RAPID VMs: About Research Virtual Machines
RAPID Virtual Machines (VMs) are pre-configured, computational resources provided to Duke faculty at no-cost to jump start research projects. RAPID VMs take advantage of virtualization technology and are offered as an alternative to researcher-purchased and locally managed physical servers. These simple to set up and easy to replace VMs are physically located on the Duke University network and have access to University resources, just like your Duke laptop or computer.

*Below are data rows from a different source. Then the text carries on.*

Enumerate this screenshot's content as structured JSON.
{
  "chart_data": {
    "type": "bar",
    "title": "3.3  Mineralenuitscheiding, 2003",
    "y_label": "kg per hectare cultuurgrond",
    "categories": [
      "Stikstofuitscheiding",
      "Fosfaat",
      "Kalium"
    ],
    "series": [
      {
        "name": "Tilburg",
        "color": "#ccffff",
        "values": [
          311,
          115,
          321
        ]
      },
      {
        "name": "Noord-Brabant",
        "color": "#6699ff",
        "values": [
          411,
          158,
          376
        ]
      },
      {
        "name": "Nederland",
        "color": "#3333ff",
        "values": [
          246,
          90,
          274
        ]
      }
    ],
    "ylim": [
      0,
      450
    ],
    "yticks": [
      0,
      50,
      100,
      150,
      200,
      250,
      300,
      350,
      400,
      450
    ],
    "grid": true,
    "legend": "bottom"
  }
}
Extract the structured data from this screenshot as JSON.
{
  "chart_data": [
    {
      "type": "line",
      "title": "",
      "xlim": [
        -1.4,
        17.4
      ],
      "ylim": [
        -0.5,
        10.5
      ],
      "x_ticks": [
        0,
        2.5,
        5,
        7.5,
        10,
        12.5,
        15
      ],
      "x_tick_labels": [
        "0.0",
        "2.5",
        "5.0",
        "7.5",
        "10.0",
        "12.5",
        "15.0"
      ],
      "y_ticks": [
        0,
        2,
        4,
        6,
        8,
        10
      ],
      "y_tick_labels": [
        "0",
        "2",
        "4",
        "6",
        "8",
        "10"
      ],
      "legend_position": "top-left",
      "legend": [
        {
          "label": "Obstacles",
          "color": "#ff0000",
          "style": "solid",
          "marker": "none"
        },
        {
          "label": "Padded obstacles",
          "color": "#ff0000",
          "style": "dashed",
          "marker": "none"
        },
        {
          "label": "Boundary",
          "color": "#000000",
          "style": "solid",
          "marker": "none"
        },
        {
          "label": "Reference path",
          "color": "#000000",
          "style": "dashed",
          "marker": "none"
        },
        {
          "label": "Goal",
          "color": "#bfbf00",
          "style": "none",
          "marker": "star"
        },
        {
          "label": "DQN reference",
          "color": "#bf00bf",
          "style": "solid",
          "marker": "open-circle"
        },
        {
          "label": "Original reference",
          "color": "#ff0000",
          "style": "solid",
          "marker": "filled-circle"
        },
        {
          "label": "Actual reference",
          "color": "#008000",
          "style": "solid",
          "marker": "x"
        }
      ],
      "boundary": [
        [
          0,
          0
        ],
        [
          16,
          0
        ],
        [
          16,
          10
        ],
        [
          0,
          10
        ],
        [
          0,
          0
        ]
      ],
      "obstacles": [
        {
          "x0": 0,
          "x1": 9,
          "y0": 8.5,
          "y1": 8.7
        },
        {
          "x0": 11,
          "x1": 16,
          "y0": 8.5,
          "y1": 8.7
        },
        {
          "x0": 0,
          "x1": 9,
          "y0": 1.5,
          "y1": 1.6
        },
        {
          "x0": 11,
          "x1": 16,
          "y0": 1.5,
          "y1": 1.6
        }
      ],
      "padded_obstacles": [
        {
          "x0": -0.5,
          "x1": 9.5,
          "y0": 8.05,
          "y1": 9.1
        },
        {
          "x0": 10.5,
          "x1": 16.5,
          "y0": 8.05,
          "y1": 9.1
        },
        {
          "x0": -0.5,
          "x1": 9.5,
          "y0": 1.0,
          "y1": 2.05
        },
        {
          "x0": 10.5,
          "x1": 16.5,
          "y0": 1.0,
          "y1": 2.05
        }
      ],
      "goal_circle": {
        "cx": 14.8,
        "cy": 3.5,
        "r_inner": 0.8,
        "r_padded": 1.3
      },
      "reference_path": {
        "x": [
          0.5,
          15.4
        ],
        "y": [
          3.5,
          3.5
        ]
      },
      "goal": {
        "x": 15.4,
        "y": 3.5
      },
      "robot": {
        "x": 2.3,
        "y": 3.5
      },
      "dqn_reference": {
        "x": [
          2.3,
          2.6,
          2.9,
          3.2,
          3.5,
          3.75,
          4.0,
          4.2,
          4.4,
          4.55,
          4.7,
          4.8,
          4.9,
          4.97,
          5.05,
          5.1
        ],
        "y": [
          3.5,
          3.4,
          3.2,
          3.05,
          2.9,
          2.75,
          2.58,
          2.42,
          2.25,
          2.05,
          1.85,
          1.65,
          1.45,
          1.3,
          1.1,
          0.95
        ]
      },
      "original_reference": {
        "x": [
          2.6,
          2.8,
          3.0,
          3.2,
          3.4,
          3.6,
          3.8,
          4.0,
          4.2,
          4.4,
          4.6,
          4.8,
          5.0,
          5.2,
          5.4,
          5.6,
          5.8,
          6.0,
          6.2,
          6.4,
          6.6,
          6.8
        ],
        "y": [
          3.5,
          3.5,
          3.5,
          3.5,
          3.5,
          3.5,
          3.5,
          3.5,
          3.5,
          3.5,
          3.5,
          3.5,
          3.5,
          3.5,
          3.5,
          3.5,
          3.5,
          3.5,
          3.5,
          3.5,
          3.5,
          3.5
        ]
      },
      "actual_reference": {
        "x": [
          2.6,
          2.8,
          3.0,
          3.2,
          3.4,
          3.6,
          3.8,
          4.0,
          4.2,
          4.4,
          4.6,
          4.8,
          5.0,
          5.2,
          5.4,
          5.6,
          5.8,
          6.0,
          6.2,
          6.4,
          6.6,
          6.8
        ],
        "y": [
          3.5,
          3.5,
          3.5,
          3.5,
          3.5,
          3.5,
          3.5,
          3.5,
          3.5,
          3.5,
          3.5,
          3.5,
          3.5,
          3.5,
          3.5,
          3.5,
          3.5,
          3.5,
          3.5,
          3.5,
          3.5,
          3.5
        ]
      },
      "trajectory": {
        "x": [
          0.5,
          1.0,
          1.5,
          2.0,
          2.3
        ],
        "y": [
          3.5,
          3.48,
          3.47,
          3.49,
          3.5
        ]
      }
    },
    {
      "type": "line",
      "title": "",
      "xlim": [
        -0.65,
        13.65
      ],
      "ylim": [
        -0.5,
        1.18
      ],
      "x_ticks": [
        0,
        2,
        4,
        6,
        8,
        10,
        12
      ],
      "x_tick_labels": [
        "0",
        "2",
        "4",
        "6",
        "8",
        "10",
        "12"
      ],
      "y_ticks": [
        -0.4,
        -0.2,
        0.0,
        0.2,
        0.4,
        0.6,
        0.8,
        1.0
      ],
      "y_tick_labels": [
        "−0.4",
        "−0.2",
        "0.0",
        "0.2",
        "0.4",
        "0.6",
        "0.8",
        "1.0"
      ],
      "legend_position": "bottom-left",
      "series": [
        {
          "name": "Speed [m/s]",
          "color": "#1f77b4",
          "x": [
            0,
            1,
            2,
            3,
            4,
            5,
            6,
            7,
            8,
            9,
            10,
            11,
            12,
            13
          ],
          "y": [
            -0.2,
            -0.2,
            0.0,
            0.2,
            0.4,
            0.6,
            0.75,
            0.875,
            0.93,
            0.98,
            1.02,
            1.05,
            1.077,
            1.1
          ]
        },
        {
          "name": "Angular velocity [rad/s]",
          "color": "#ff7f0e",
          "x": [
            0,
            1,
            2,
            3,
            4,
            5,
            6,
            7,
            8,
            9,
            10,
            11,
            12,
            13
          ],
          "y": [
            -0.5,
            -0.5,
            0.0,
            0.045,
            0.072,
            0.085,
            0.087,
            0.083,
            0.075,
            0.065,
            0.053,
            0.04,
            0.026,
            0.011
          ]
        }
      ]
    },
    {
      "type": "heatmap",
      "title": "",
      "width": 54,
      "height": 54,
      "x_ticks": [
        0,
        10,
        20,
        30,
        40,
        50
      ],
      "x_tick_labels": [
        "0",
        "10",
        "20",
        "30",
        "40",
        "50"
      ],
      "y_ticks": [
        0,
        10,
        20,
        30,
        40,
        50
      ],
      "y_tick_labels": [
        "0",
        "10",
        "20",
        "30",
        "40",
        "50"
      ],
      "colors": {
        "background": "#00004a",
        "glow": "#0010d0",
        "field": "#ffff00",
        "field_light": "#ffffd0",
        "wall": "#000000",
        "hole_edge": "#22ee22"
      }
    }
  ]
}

Through Research Toolkits, a web-based self-service tool, Duke faculty automatically receive an allocation of 4 CPU cores, 40GB of RAM, and 200GB of storage that can be applied to one VM, or across projects.
Benefits and features:
- UNIX or Windows RAPID VMs can be preloaded with research focused computational software such as Jupyter Notebook or RStudio
- Faculty, or their designees, can create projects and add and manage RAPID VMs in near real time
- Project owners have admin, or root, access to their VMs and can add their own software, or install software from a library of more than 100 software packages for free, or at a steep discount, from software.duke.edu
- RAPID VMS are available on the Duke network and by VPN. If you choose to install a Web Server, they can be accessed externally
- For larger computational needs, faculty can combine up to 3 allocations with collaborators, or purchase paid VMs cores by contacting Duke research computing
Restrictions
- As provisioned, RAPID VMs are suitable for public and restricted data (see the Duke Data Classification standard). If automatic patching or malware protection is disabled, owners take full responsibility for ensuring the VM meets the Minimum Security Standard for Serversfor their data classification
- RAPID VMs may require periodic renewal and cannot be maintained if a faculty member leaves Duke
- While owners may restore their VM from a daily snapshot through Research Toolkits, backups are not provided. A self-service git repository is available for Duke students, faculty, and staff use at http://gitlab.oit.duke.eduto assist with version control and backups of source code
More About the RAPID Program
The RAPID (Research Accelerating, Preconfigured, Individual, Dynamic machines) program was launched in 2015 as a way to support researchers with easily accessible and reusable computational resources that are centrally supported. The goals of the program:
- Reduce the burden on researchers on procuring, building and supporting computational resources for projects, initial research development, collaborations, or student work
- Shift computational technologies to greener solutions that support virtualization, sharing, and easy re-use
- Improve availability of research computational systems by automating common system administration tasks at scale
- Improve security by building services to meet current and evolving system security standards
Funding for the resources are provided through a University grant in support of general research needs.